Poems on thespian themes, presented both straight up and in comics format.
Instructional purpose plays a strong second fiddle to artistic expression in this book. LaTulippe opens with 23 verses embedded into expressive scenes of theatrical production, from first auditions and rehearsals to curtain calls. She then repeats the same poems on plain backgrounds before closing with analytical notes on each one’s mostly varying poetic forms and rhyme schemes, followed by a glossary of theater terms. The author even color-codes each of the six “Acts,” or sections, to differentiate them and adds a bit of history with visual references to period scenery and costumes. Writing with an easy fluidity in a variety of forms, from pantoum to roundel, tercets to couplets, she lets the anthropomorphized theater building, stage, piano, and costumes present their own experiences while capturing the potential of theater to engage actors and audiences emotionally: “Costume ripped / can’t find a pin. / Makeup’s dripping / down my chin. / Who took my wig? / Is that my prop? / What if we’re / a giant flop?” In Gonzales’ equally fluid art, a multiracial cast and crew work hard together, from sign-ups to final bows.

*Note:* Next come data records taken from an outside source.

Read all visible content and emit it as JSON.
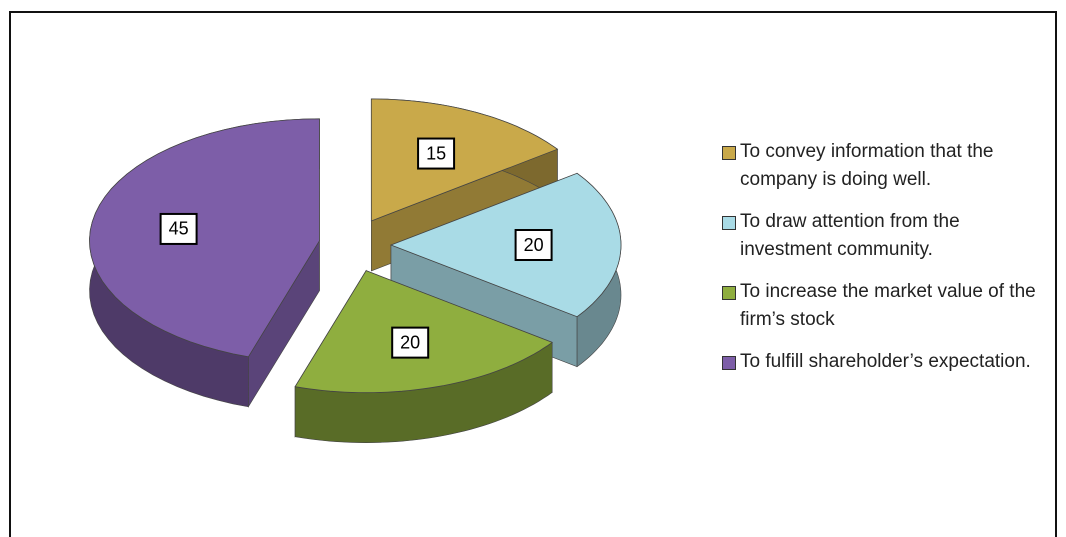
{
  "chart_data": {
    "type": "pie",
    "categories": [
      "To convey information that the company is doing well.",
      "To draw attention from the investment community.",
      "To increase the market value of the firm’s stock",
      "To fulfill shareholder’s expectation."
    ],
    "values": [
      15,
      20,
      20,
      45
    ],
    "colors": [
      "#c9a94a",
      "#a9dbe6",
      "#8fae3f",
      "#7d5ea8"
    ],
    "exploded": true,
    "three_d": true,
    "legend": "right"
  }
}
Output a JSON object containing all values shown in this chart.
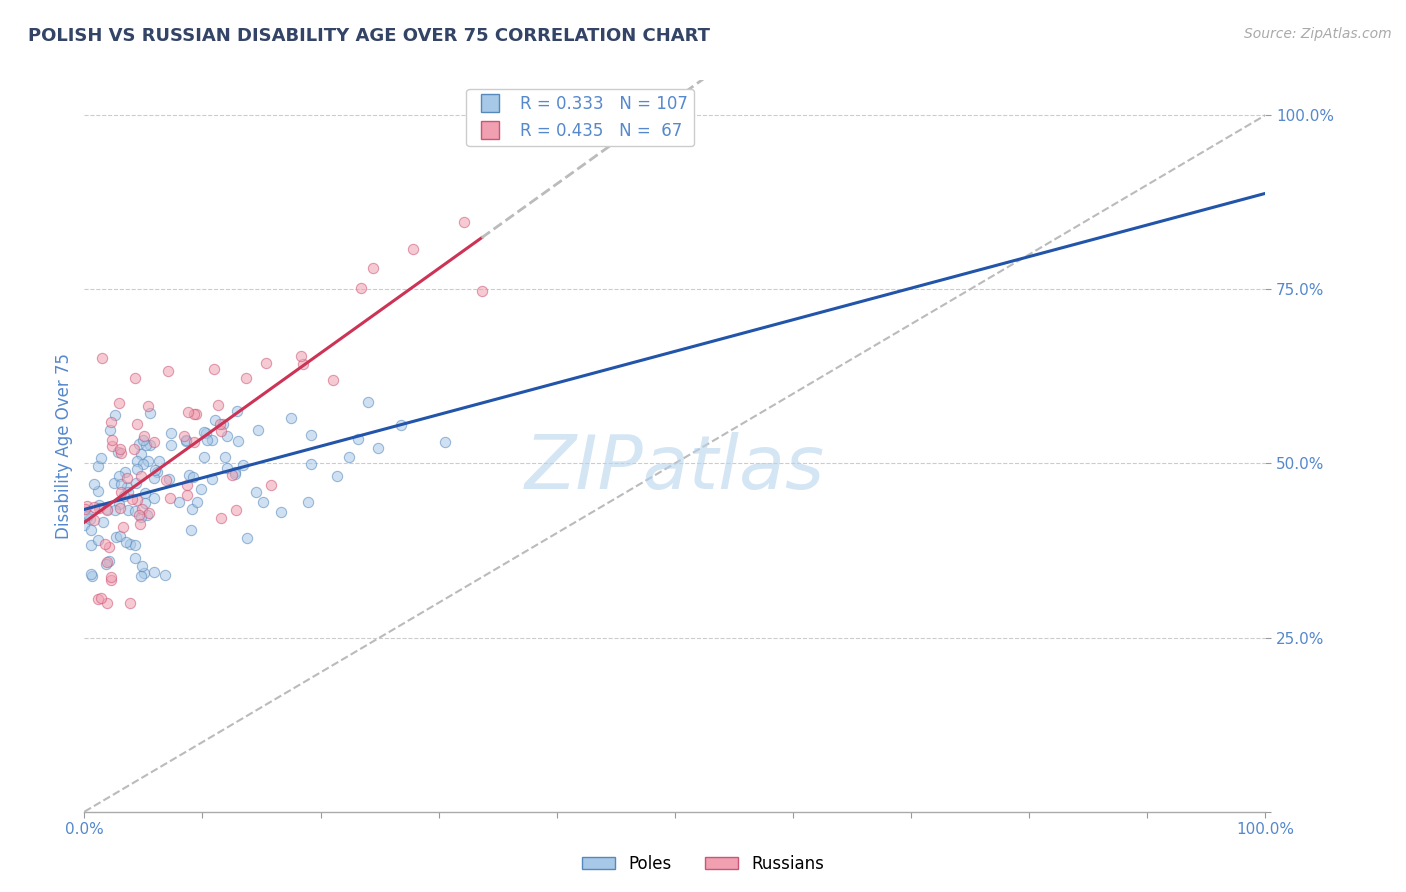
{
  "title": "POLISH VS RUSSIAN DISABILITY AGE OVER 75 CORRELATION CHART",
  "source": "Source: ZipAtlas.com",
  "ylabel": "Disability Age Over 75",
  "poles_R": 0.333,
  "poles_N": 107,
  "russians_R": 0.435,
  "russians_N": 67,
  "poles_color": "#a8c8e8",
  "poles_edge_color": "#5588bb",
  "russians_color": "#f0a0b0",
  "russians_edge_color": "#cc5577",
  "trend_poles_color": "#2255aa",
  "trend_russians_color": "#cc3355",
  "diagonal_color": "#bbbbbb",
  "background_color": "#ffffff",
  "grid_color": "#cccccc",
  "title_color": "#334466",
  "axis_label_color": "#5588cc",
  "tick_label_color": "#5588cc",
  "legend_text_color": "#5588cc",
  "watermark": "ZIPatlas",
  "marker_size": 55,
  "marker_alpha": 0.55,
  "ylim": [
    0.0,
    1.05
  ],
  "xlim": [
    0.0,
    1.0
  ]
}
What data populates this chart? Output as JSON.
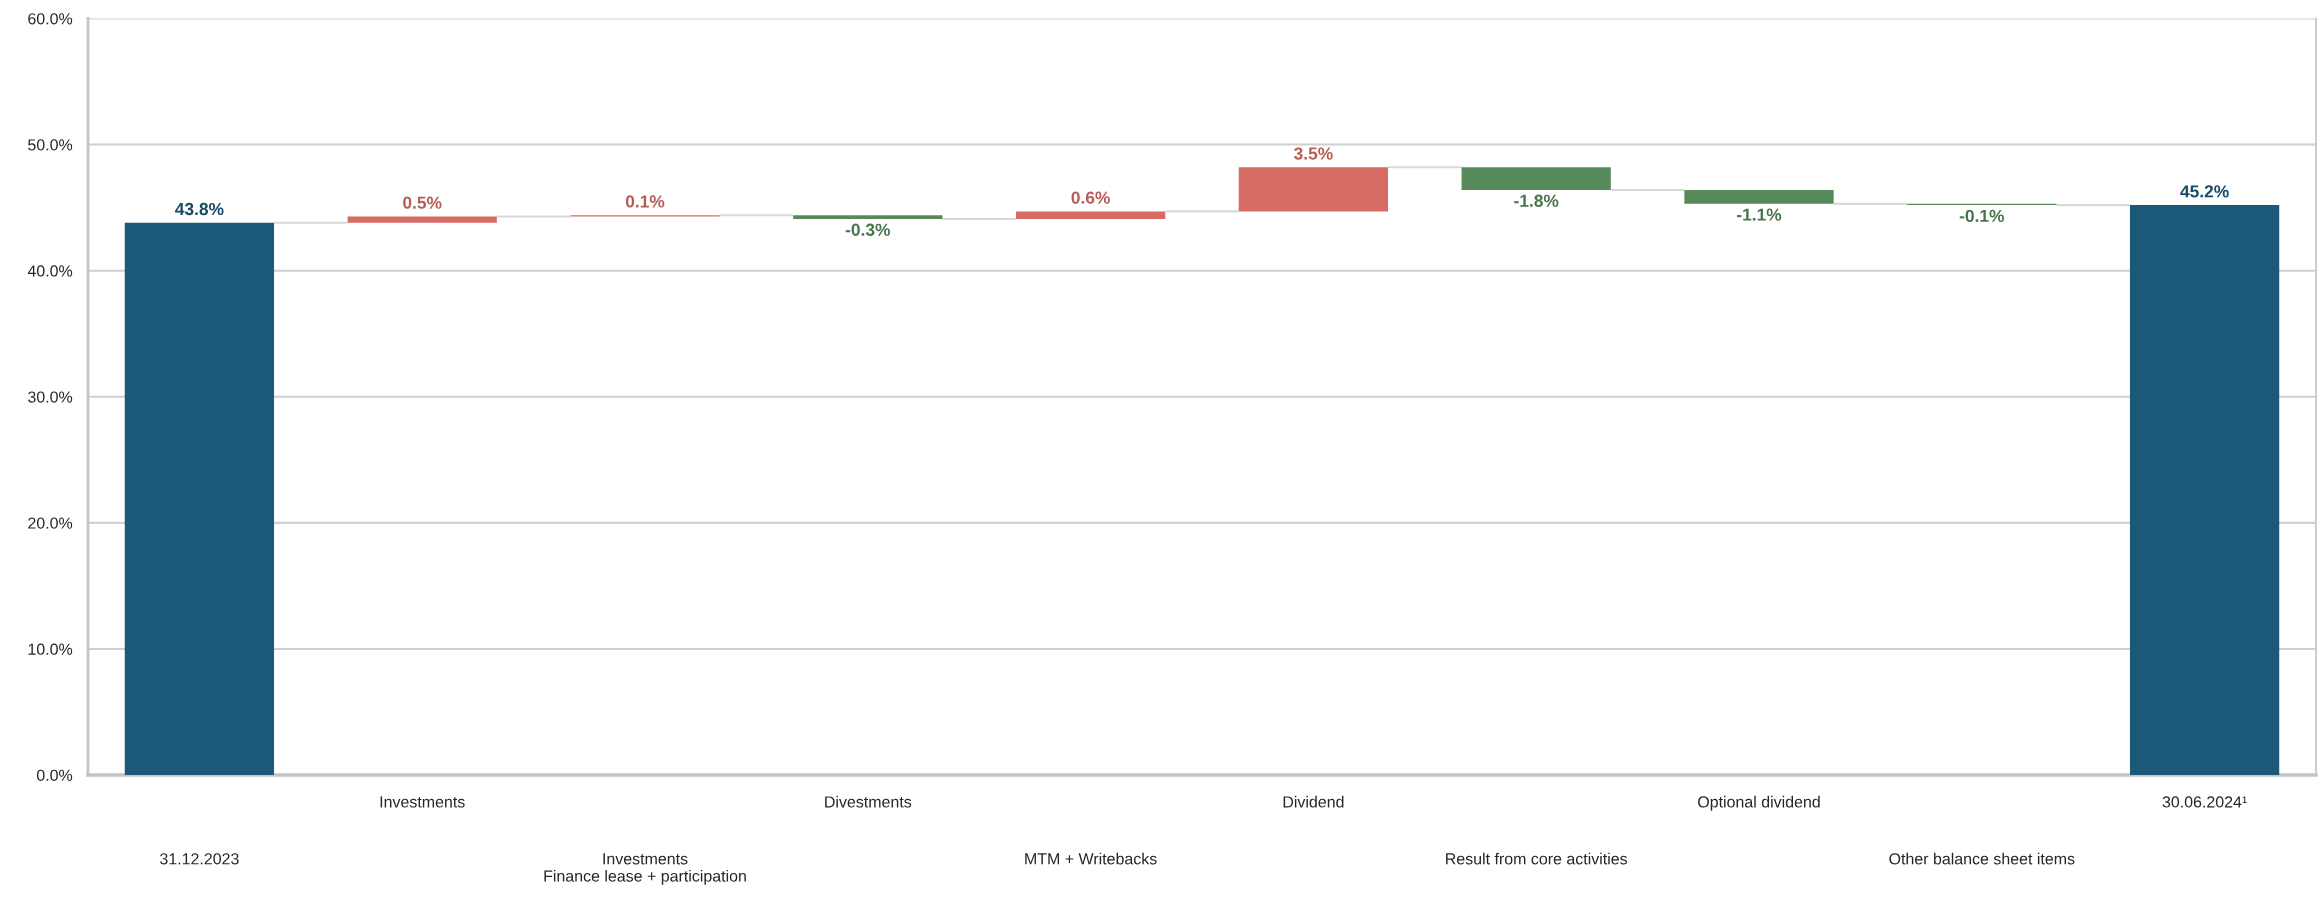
{
  "chart_data": {
    "type": "bar",
    "categories": [
      "31.12.2023",
      "Investments",
      "Investments\nFinance lease + participation",
      "Divestments",
      "MTM + Writebacks",
      "Dividend",
      "Result from core activities",
      "Optional dividend",
      "Other balance sheet items",
      "30.06.2024¹"
    ],
    "values": [
      43.8,
      0.5,
      0.1,
      -0.3,
      0.6,
      3.5,
      -1.8,
      -1.1,
      -0.1,
      45.2
    ],
    "base": [
      0,
      43.8,
      44.3,
      44.4,
      44.1,
      44.7,
      48.2,
      46.4,
      45.3,
      0
    ],
    "colors": [
      "#1c5878",
      "#d66b64",
      "#d66b64",
      "#568a5a",
      "#d66b64",
      "#d66b64",
      "#568a5a",
      "#568a5a",
      "#568a5a",
      "#1c5878"
    ],
    "value_labels": [
      "43.8%",
      "0.5%",
      "0.1%",
      "-0.3%",
      "0.6%",
      "3.5%",
      "-1.8%",
      "-1.1%",
      "-0.1%",
      "45.2%"
    ],
    "ylim": [
      0,
      60
    ],
    "yticks": [
      {
        "value": 0,
        "label": "0.0%"
      },
      {
        "value": 10,
        "label": "10.0%"
      },
      {
        "value": 20,
        "label": "20.0%"
      },
      {
        "value": 30,
        "label": "30.0%"
      },
      {
        "value": 40,
        "label": "40.0%"
      },
      {
        "value": 50,
        "label": "50.0%"
      },
      {
        "value": 60,
        "label": "60.0%"
      }
    ],
    "grid": "y"
  }
}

A sparkling show, stuffed with theatrical tributes.
—Kirkus Reviews
“Doors swing open. Step inside/ where dreams and fantasies reside,” LaTulippe (The Crab Ballet) writes in this fond graphic novel homage to community theater and the myriad merging components necessary to produce a show. Utilizing mask poems told from the POVs of the book’s numerous subjects, the author gives voice to the different processes, objects, and individuals that make up a full production, including the audition (“To get the part—/ first get through me./ I’m your nightmare./ I’m your dream”), a pair of tap shoes (“Toppity tuppity tippity TAP!”), the crew in blackout (“Like panthers we slink,/ completely in sync”), the yearning understudy (“if only she’d sneeze”), and the applause itself (“I surge./ I rise./ I roar”). Each separate piece combines to form a cohesive, enthusiastic narrative that’s centered on a musical revue of the 1960s, ’70s, ’80s, and ’90s, which Gonzales (the Carlos Gomez series) depicts in buoyant full-color illustrations and lively, movement-filled paneling. Child actors and crew are shown with various skin tones as they fret, work, and emote. Concludes with transcriptions of the poems sans artwork, descriptions of the poetic forms used, and a glossary of theater terms.